I talk a little about this on my blog here
Argh link error! http://a2ndchapter.blogspot.co.uk/2013/08/my-name-is-inigo-montoya.html
I’ve always looked at running and playing RPGs in the same way as writing fiction. It has to make sense. There’s far more leeway in an RPG than a straight narrative, but the principle remains the same. A significant part of having a story make sense is having characters that belong there. Just because a character is really interesting doesn’t mean they’ll fit. Conan the Barbarian is awesome, but he wouldn’t work very well in any of Tolkien’s works.
I always use the Cooperative background generation found somewhere on this site. By using that, you are ALWAYS sure your group has a decent cohesion, no matter what character types the players choose.
What we have done in my current group is allow characters to be changed between sessions.
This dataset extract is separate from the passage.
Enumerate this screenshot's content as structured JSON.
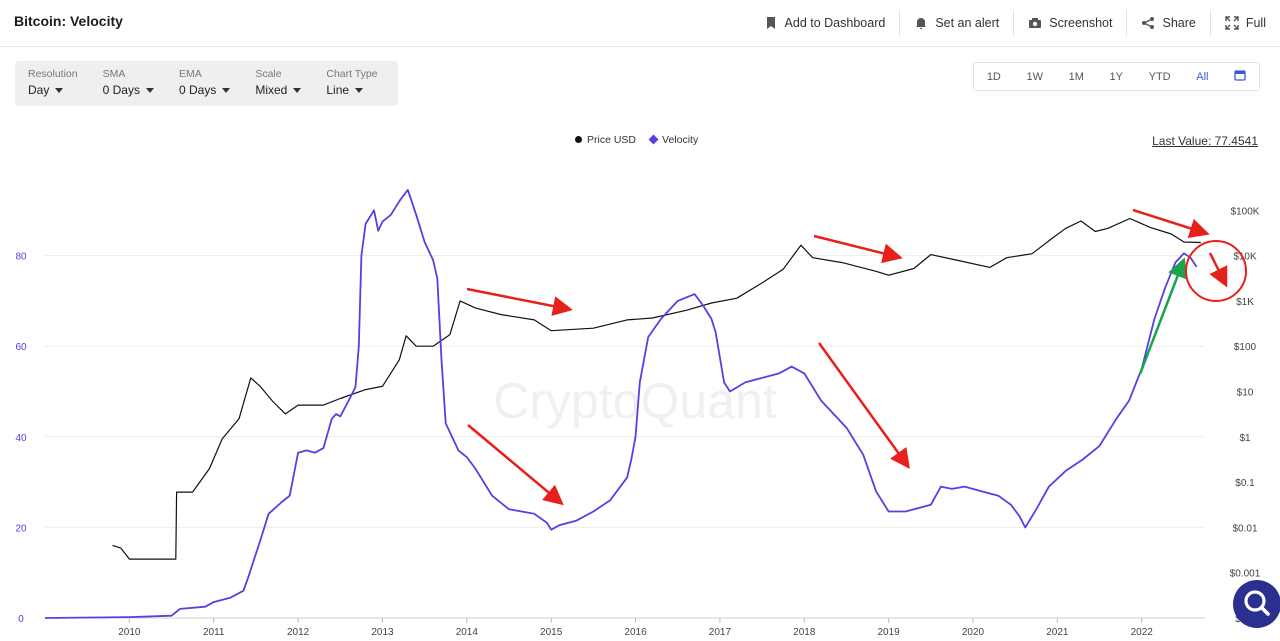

In some cases, choices for a particular character are switched around (attributes, skill points, special abilities, levels, etc.). In other cases the character is completely replaced.
In the first case, it is to help prevent “poor choices” of character development that do not work the way the player thought, or just don’t fit the concept or campaign for whatever reason.
In the second, sometimes it is hard to find the “right” character for a particular player and campaign. Maybe the player just picked something without knowing about the campaign, or maybe the player finds that the character does not fit his/her particular play style or preferences.
Some people might see this as An Abominable Sin, but since we are all trying to have fun as a group, it sucks to be stuck playing a niche or character that you don’t really want to play. If there is something that is so integral to the group and nobody wants to play it, by all means let the GM have an NPC tag along or come up with another way to make it work.
I forgot to mention the background part. This is also edited as the game progresses. We try to avoid overt changes, but sometimes details just don’t fit as well as originally thought. While this is not a whole campaign do-over, it can effectively be one if enough editing has taken place over the game. I find that most editing tends to be towards the earlier portion of a campaign, but sometimes what was once believed to be true can find a plot twist “that was true, from a certain point of view” or “I was wrong, they didn’t really do bad experiments on me, I just thought that they were horrible at the time because of my young and naive perspective”.